Esto es lo que buscan las novias para casarse en tiempos del Covid

Vivimos la era de la inclusión, la diversidad, la revolución 5.0 y la conectividad global. La era de la inteligencia artificial, las redes sociales, la nanotecnología y la medicina genómica. La de las fast news y las fake news. Una época convulsa de cambios a toda velocidad en la que, sin embargo, hay costumbres perennes resistentes al cambio. Las celebraciones matrimoniales, sin duda, son una de ellas. “Las bodas están de moda”, dice sin sombra de duda Ester Maria Laruccia, la italiana que dirige desde hace cinco años la Valmont Barcelona Bridal Fashion Week, uno de los certámenes más prestigiosos a nivel global, que aglutina a las grandes firmas internacionales del sector desde hace 30 años. Y lo hace a pesar del delicado momento que atraviesa el textil nupcial por la cancelación de bodas a causa de la pandemia.

Las millennials siguen soñando con bodas como las de sus madres y abuelas”.

“No se cancelan, se retrasan –puntualiza Laruccia–. Y volverán con más fuerza en cuanto la situación sanitaria lo permita. Las millennials y la generación más joven siguen teniendo en mente celebrar una boda como la de sus madres y abuelas. Lo hacen con la misma ilusión: la boda sigue siendo un sueño al que nadie quiere renunciar, y el vestido de novia es imprescindible para culminarlo”.

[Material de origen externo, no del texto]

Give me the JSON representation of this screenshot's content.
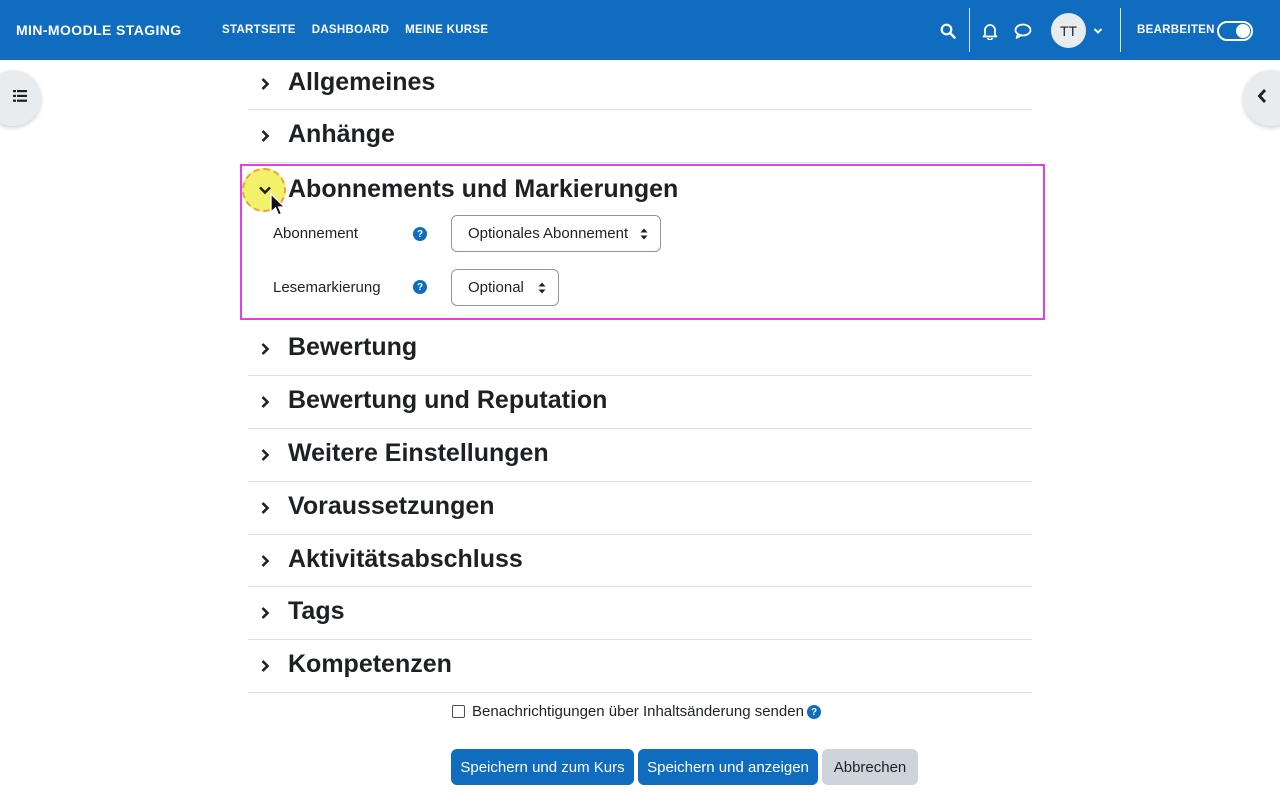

El impulso y dinamismo del día B no es patrimonio nacional. “En España se celebran 180.000 bodas al año; en Estados Unidos, más de dos millones; y en China, más de 11 millones de enlaces anuales. China ha incorporado a sus costumbres tradicionales la compra de un vestido de novia occidental, como en otros países. El único en el que por ahora no ocurre es en India. Las previsiones para el futuro siguen creciendo en todos los países, aunque el momento puntual no sea bueno”.

Para Laruccia, que hace unas semanas ha dirigido la celebración del primer certamen con desfiles digitales de 24 firmas internacionales, el futuro tendrá una combinación perfecta de presencia virtual y real. “El futuro será figital, un equilibrio entre la presencia física y la digital –asegura–. Y en el mundo de las novias ya lo estamos viendo con claridad. Hoy una novia ya busca las inspiraciones en las webs de las firmas, en las redes sociales, en las celebrities y las influencers… Nosotros, en el certamen, hemos incorporado algo que las consumidoras ya demandan en Asia: la second screen, de manera que puedes ver diferentes aspectos de una colección (el desfile, los detalles de un vestido, la costura, etc.) paralelamente en distintas pantallas (teléfono, tablet, ordenador o televisión). Así se hacen una idea completa para elegir. Pero la compra del traje la hacen en las tiendas y la seguirán haciendo en los espacios físicos con el ritual tradicional de pruebas”.

Esa experiencia real de las pruebas parece a todas luces irrenunciable. Al igual que la celebración en sí. “Una boda es un evento que se puede contar. Y las redes son el escaparate para hacerlo”, concluye.